LOWELL -- A recent UMass Lowell poll found that Americans are willing to allow their support of basic constitutional rights to be swayed when partisan politics are involved.
UMass Lowell Professor Joshua Dyck, who is the co-director of the Center for Public Opinion, said the timing was right for this poll to be conducted at this time.
"I think these discussions are happening right now because we have someone in the Oval Office who doesn't adhere to norms really well," Dyck said. "We've had a lot of conversation, given his war with the press, about freedom of the press. We've had a lot of conversation about protests and rallies, both on the right and the left."
The poll, released Thursday by the UMass Lowell Center for Public Opinion, found that, of the 1,000 Americans surveyed, most believed in basic American rights.
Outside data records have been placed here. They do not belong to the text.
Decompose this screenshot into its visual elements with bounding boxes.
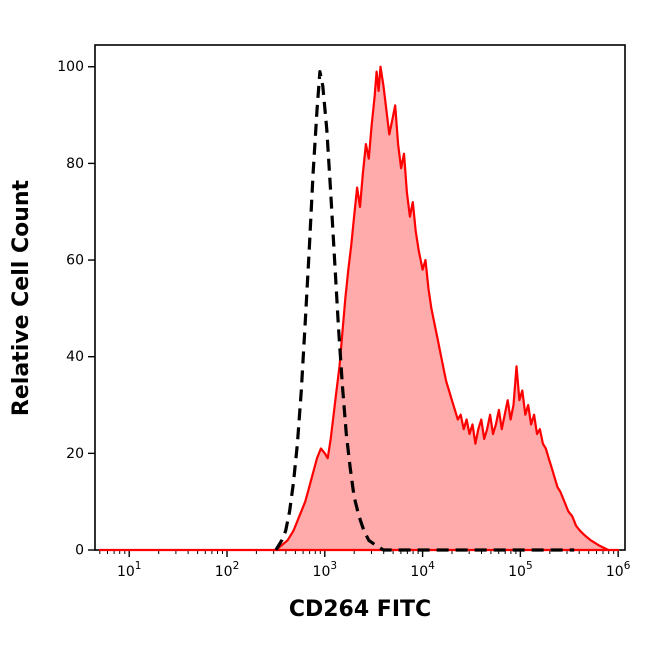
series-curves <box>98 65 620 552</box>
y-tick-label: 20 <box>66 446 84 462</box>
isotype-control-curve <box>274 70 575 552</box>
x-tick-label: 106 <box>606 560 631 580</box>
y-tick-label: 0 <box>75 543 84 559</box>
x-axis-title: CD264 FITC <box>289 597 431 622</box>
y-tick-label: 100 <box>57 59 84 75</box>
x-tick-label: 104 <box>410 560 435 580</box>
x-tick-label: 102 <box>215 560 240 580</box>
x-tick-label: 105 <box>508 560 533 580</box>
y-tick-label: 40 <box>66 349 84 365</box>
y-tick-label: 60 <box>66 253 84 269</box>
y-axis-title: Relative Cell Count <box>9 179 34 416</box>
x-tick-label: 101 <box>117 560 142 580</box>
x-major-ticks: 101 102 103 104 105 106 <box>117 550 631 580</box>
y-axis-ticks: 0 20 40 60 80 100 <box>57 59 95 559</box>
x-tick-label: 103 <box>313 560 338 580</box>
y-tick-label: 80 <box>66 156 84 172</box>
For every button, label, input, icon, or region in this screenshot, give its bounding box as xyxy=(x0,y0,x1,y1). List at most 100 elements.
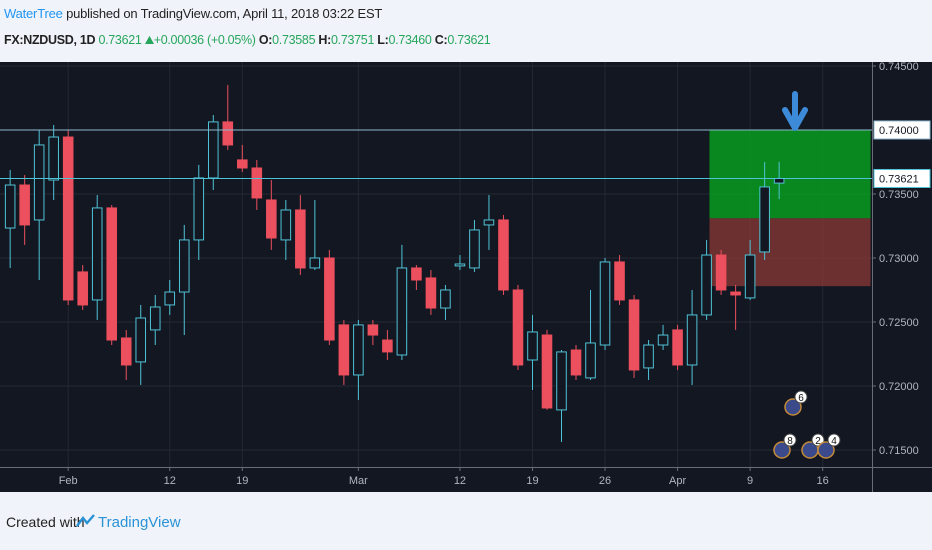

Seventy-eight percent reported that they support freedom of speech, 75 percent supported that the media should have the ability to report news without government censorship, and 89 percent said a person's political views should not impact their right to legal protection. Dyck said he was surprised by these results because typically results show 90 percent or higher support these rights.
But when specific examples of freedom of speech, assembly and the press conflicted with the respondents' political views, poll results showed that their support of these rights were swayed.
Respondents were also asked about the independent judicial branch of government.
For example, 73 percent of Democrats and 54 percent of Republicans said they supported a group's right to assembly, even if some participants chanted derogatory terms. When the question specifically asked this of the Black Lives Matter movement, support increased to 83 percent among Democrats and dropped to 49 percent among Republicans.
When asked if a controversial figure should be allowed to speak at a college campus, 53 percent of Republicans and 49 percent of Democrats were in support. When Ann Coulter was used an example, Republican support increased to 72 percent and Democratic support dropped to 44 percent. Alternatively, Republican support dropped to 50 percent when Michael Moore was brought into the question and Democratic support increased to 59 percent.
UMass Lowell senior Patrick Martin was one of the political science majors to write the questionnaire used for the poll, as part of the university's Survey Research course. Martin said he expected those polled to be influenced by their political beliefs.
"What surprised me was such a low portion of each party thought the opposing party would not support the different principles," Martin said. "It's one thing if two parties adamantly disagree on policy, but we actually view each other like if we let these people win our democracy is at stake."
For example, the poll found that only 41 percent of Republicans and 37 percent of Democrats believed the opposing party would not defend the freedom of speech.
In working on this poll, Martin said he got to reflect on his own biases, saying that he realized when it's convenient, it is easy to support something, but when it is inconvenient, it becomes easier to ignore. He hopes the poll will allow people to recognize their own behavior in their political opponents before reacting.
"This is just one snapshot in time, but we have been in a pretty toxic partisan atmosphere for some time," Dyck said. "People aren't seeing each other as opposition, they're seeing each other as threats. When that starts to happen, the things that cohere us, the things that we believe in, start to fray.
"I find the results of this poll not entirely surprising, but quite troubling," he added.
Data for the poll was collected from June 27 through July 6. The margin of error is plus or minus 4.3 percent.